Logo quero responder
Sem me deter.
Se lerdes as Profecias
De Daniel e Jeremias
Por Esdras o podeis ver.

Na verdade, este Esdras é quem, no Livro Sagrado, nos dá notícia do fim do degredo babilónico, pela mão de Ciro, o Grande, ao fim dos setenta anos anunciados pelo profeta Jeremias, descrevendo com minúcia o retorno de Israel e a reconstrução do Templo, com todo o circunstancialismo envolvente, nomeadamente a oposição dos samaritanos.

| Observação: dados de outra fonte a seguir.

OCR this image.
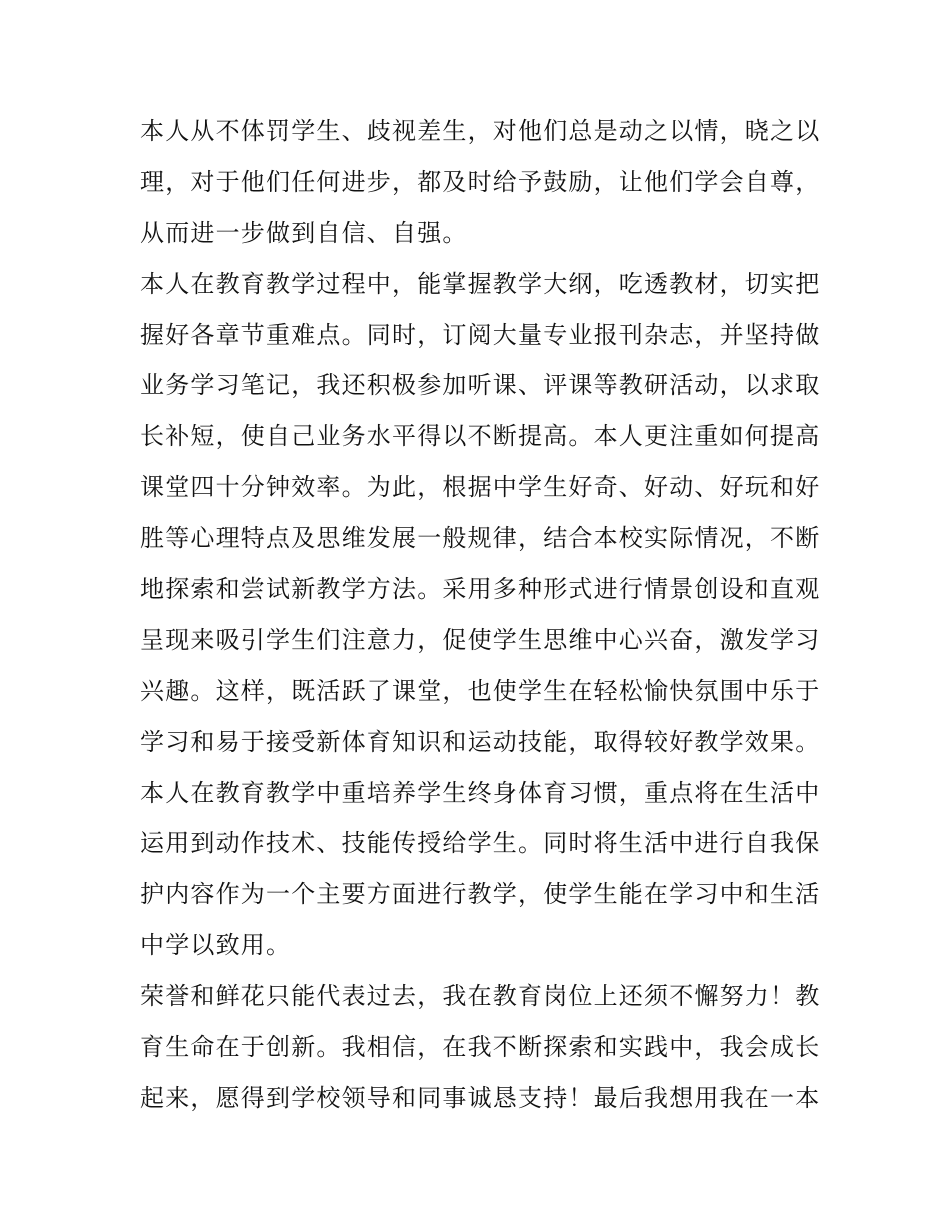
本人从不体罚学生、歧视差生，对他们总是动之以情，晓之以
理，对于他们任何进步，都及时给予鼓励，让他们学会自尊，
从而进一步做到自信、自强。
本人在教育教学过程中，能掌握教学大纲，吃透教材，切实把
握好各章节重难点。同时，订阅大量专业报刊杂志，并坚持做
业务学习笔记，我还积极参加听课、评课等教研活动，以求取
长补短，使自己业务水平得以不断提高。本人更注重如何提高
课堂四十分钟效率。为此，根据中学生好奇、好动、好玩和好
胜等心理特点及思维发展一般规律，结合本校实际情况，不断
地探索和尝试新教学方法。采用多种形式进行情景创设和直观
呈现来吸引学生们注意力，促使学生思维中心兴奋，激发学习
兴趣。这样，既活跃了课堂，也使学生在轻松愉快氛围中乐于
学习和易于接受新体育知识和运动技能，取得较好教学效果。
本人在教育教学中重培养学生终身体育习惯，重点将在生活中
运用到动作技术、技能传授给学生。同时将生活中进行自我保
护内容作为一个主要方面进行教学，使学生能在学习中和生活
中学以致用。
荣誉和鲜花只能代表过去，我在教育岗位上还须不懈努力！教
育生命在于创新。我相信，在我不断探索和实践中，我会成长
起来，愿得到学校领导和同事诚恳支持！最后我想用我在一本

Ciro nada tinha que ver com o tirano Nabucodonosor, já que as suas crenças tinham em si a noção do bem e do mal que Zoroastro semeara pelo Oriente. A este, a doutrina não lhe fora revelada. Descobriu-a ele no livro da vida, examinando o meio que o rodeava, daí tirando os ensinamentos que o criador deixara assinalados nas coisas que criara. Descobertos tais ensinamentos, caberia ao homem descobrir o que era o bem e o que era o mal, porque o critério estava na sua própria mente. E a tarefa não é difícil porque o mundo foi criado bom, por um Deus bom.
Essa tarefa é quotidiana, sendo certo que o bem ou o mal que se pratica no dia-a-dia não é definitivo, já que se trata de um processo de aprendizagem contínuo que leva ao aperfeiçoamento geral, uma vez que quando uma pessoa progride, progride todo o mundo. Mas o aperfeiçoamento só será total, quando todos atingirem o mesmo nível de progresso.
Com Zoroastro acabara a religião com base no medo e no mistério. Ele descobriu a “religião da alegria” participativa, parceira de Deus no seu projecto criativo, utilizando as ferramentas da “Boa Mente”, das “Boas Palavras” e das “Boas Acções”. O resultado será a justiça, a rectidão, a fraternidade, a verdade, a bondade…
Dessa maneira as pessoas descobrem que fazem parte de um todo magnífico, em construção por eles e por Deus, bastando para isso conhecer a melhor maneira de encontrar o seu lugar no mundo, e agir de maneira a não desequilibrar o seu meio.
Esta religião reverencia a terra, a água, o ar e o fogo, bem como todos os seres vivos. Em Zoroastro não há diferenças de raças ou de género, o seu deus não é tribal, nem tem nenhum povo eleito. O homem e a mulher têm os mesmos direitos.
Zorobabel com a persuasão dos que se acham na razão, sem servilismos, nem cedências, convenceu o grande rei a deixar o seu povo regressar à Judeia, terra dos seus avós.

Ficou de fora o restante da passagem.